Introduction and Prerequisites

This course focuses on MVC 5 and VS 2013. Ensure already familiar with:

What's new?

  • OWIN and Katana - several ASP.NET features moved to Katana middleware
  • Identity and Membership - new interface based Identity components - understand OAuth2, OIDC and local accounts
  • Bootstrap 3
  • WebAPI 2 - attribute routing - makes previously difficult routing scenarios easy - enable CORS - secure an API
  • EF6 - async API - multiple DB contexts against a single database with different migrations - enums / drop down lists - logging with Glimpse
  • SignalR - enables real time comms between browser and server
  • VS 2013 - Browser Link - new Azure tooling

Upgrading from MVC 4 to MVC 5

  • Update the version of the .NET framework from 4 to at least 4.5
  • Main action is then to update all the NuGet packages
    • Manage NuGet packages at the solution level
    • Microsoft.AspNet.Web.Helpers.Mvc has been renamed - uninstall and later reinstall (provides CAPTCHA and gravatars)
    • Can run "Update All" - may or may not work e.g. Bootstrap from v2 to v3 may break layout. Better to upgrade top level packages first
      • Microsoft ASP.NET MVC - update this first
      • EntityFramework - update next
      • Microsoft ASP.NET Web API 2 - then this
    • Will automatically update packages.config - NOTE Microsoft.AspNet.Razor and Microsoft.AspNet.WebPages both now at version 3.0.0
      • Three big version changes to remember: MVC from 4 to 5; Razor from 2 to 3; WebPages from 2 to 3
  • Update Web.config (including any in Views folder)
    • key="webpages:Version" from 2.0.0.0 to 3.0.0.0
    • dependentAssembly System.Web.WebPages from 2.0.0.0 to 3.0.0.0
    • dependentAssembly System.Web.Mvc from 4.0.0.0 to 5.0.0.0
    • update any references in the pages section
  • Reinstall ASP.NET Web Helpers Library (version 3.0.0)
  • Update .csproj - edit and remove ProjectTypeGuid starting E3E, ending BE47

OWIN and Katana

Not much has changed from MVC4 to MVC5, but the environment the MVC framework lives in has changed quite a bit. New project for ASP.NET called Katana which provides components based on a specification called OWIN. Some features from ASP.NET have moved into OWIN middleware (with more features likely to move in the future)

Identity and Security

Forms based authentication

The "Individual User Accounts" option users stored accounts in a SQL server database. In your application, Request.IsAuthenticated and User.Identity are populated by the framework. The login url is specified in StartupAuth.cs [Authorize] attribute can be applied to the controller or the class. If on the class, [AllowAnonymous] can override a class level [Authorize] attribute. [Authorize(Users="sallen") or [Authorize(Roles="admin,sales")] to specify specific groups of users.

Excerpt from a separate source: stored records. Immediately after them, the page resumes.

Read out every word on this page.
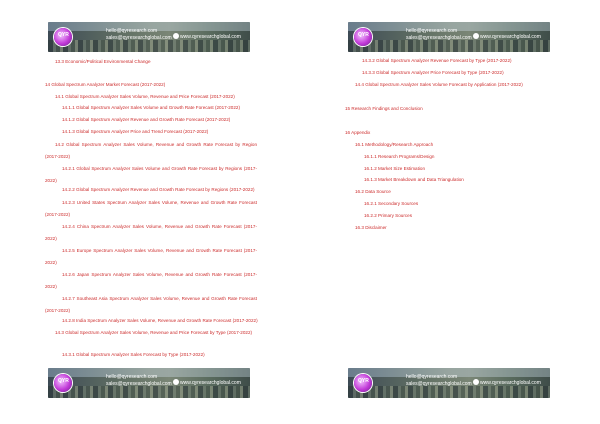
QYR
hello@qyresearch.com
sales@qyresearchglobal.com www.qyresearchglobal.com
13.3 Economic/Political Environmental Change
14 Global Spectrum Analyzer Market Forecast (2017-2022)
14.1 Global Spectrum Analyzer Sales Volume, Revenue and Price Forecast (2017-2022)
14.1.1 Global Spectrum Analyzer Sales Volume and Growth Rate Forecast (2017-2022)
14.1.2 Global Spectrum Analyzer Revenue and Growth Rate Forecast (2017-2022)
14.1.3 Global Spectrum Analyzer Price and Trend Forecast (2017-2022)
14.2 Global Spectrum Analyzer Sales Volume, Revenue and Growth Rate Forecast by Region (2017-2022)
14.2.1 Global Spectrum Analyzer Sales Volume and Growth Rate Forecast by Regions (2017-2022)
14.2.2 Global Spectrum Analyzer Revenue and Growth Rate Forecast by Regions (2017-2022)
14.2.3 United States Spectrum Analyzer Sales Volume, Revenue and Growth Rate Forecast (2017-2022)
14.2.4 China Spectrum Analyzer Sales Volume, Revenue and Growth Rate Forecast (2017-2022)
14.2.5 Europe Spectrum Analyzer Sales Volume, Revenue and Growth Rate Forecast (2017-2022)
14.2.6 Japan Spectrum Analyzer Sales Volume, Revenue and Growth Rate Forecast (2017-2022)
14.2.7 Southeast Asia Spectrum Analyzer Sales Volume, Revenue and Growth Rate Forecast (2017-2022)
14.2.8 India Spectrum Analyzer Sales Volume, Revenue and Growth Rate Forecast (2017-2022)
14.3 Global Spectrum Analyzer Sales Volume, Revenue and Price Forecast by Type (2017-2022)
14.3.1 Global Spectrum Analyzer Sales Forecast by Type (2017-2022)
QYR
hello@qyresearch.com
sales@qyresearchglobal.com www.qyresearchglobal.com
QYR
hello@qyresearch.com
sales@qyresearchglobal.com www.qyresearchglobal.com
14.3.2 Global Spectrum Analyzer Revenue Forecast by Type (2017-2022)
14.3.3 Global Spectrum Analyzer Price Forecast by Type (2017-2022)
14.4 Global Spectrum Analyzer Sales Volume Forecast by Application (2017-2022)
15 Research Findings and Conclusion
16 Appendix
16.1 Methodology/Research Approach
16.1.1 Research Programs/Design
16.1.2 Market Size Estimation
16.1.3 Market Breakdown and Data Triangulation
16.2 Data Source
16.2.1 Secondary Sources
16.2.2 Primary Sources
16.3 Disclaimer
QYR
hello@qyresearch.com
sales@qyresearchglobal.com www.qyresearchglobal.com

The UserLogins table stores information about 3rd party logins e.g. Facebook and Twitter

Microsoft.AspNet.Identity.Core

One of the nuget packages which gets installed automatically (and an assembly) - defines some core abstractions e.g. IUser, IRole. Abstractions for persisting user information are: IUserStore which needs to be able to create a user, delete a user and find a user by id; IUserPasswordStore and IUserLoginStore both inherit from IUserStore and add additional capabilities which must be provided. UserManager class takes an object which implements at least the IUserStore interface - this class provides the domain logic for managing users. The UserManager is what is needed inside an application that wants to manage users (not a user store). If you want to provide low level details of how to store users, then implement an IUserStore interface and then pass this to the UserManager

Microsoft.AspNet.Identity.EntityFramework

Provides concrete types which implement the interfaces above e.g. IdentityUser : IUser and IdentityRole : IRole - both Entities. It also contains a UserStore class which uses SQL server with Entity Framework. Instantiate this and give it to the UserManager to use this user store. When a UserStore is created it will need an Entity Framework data context. The assembly defines one you may want to use or inherit from called IdentityDbContext.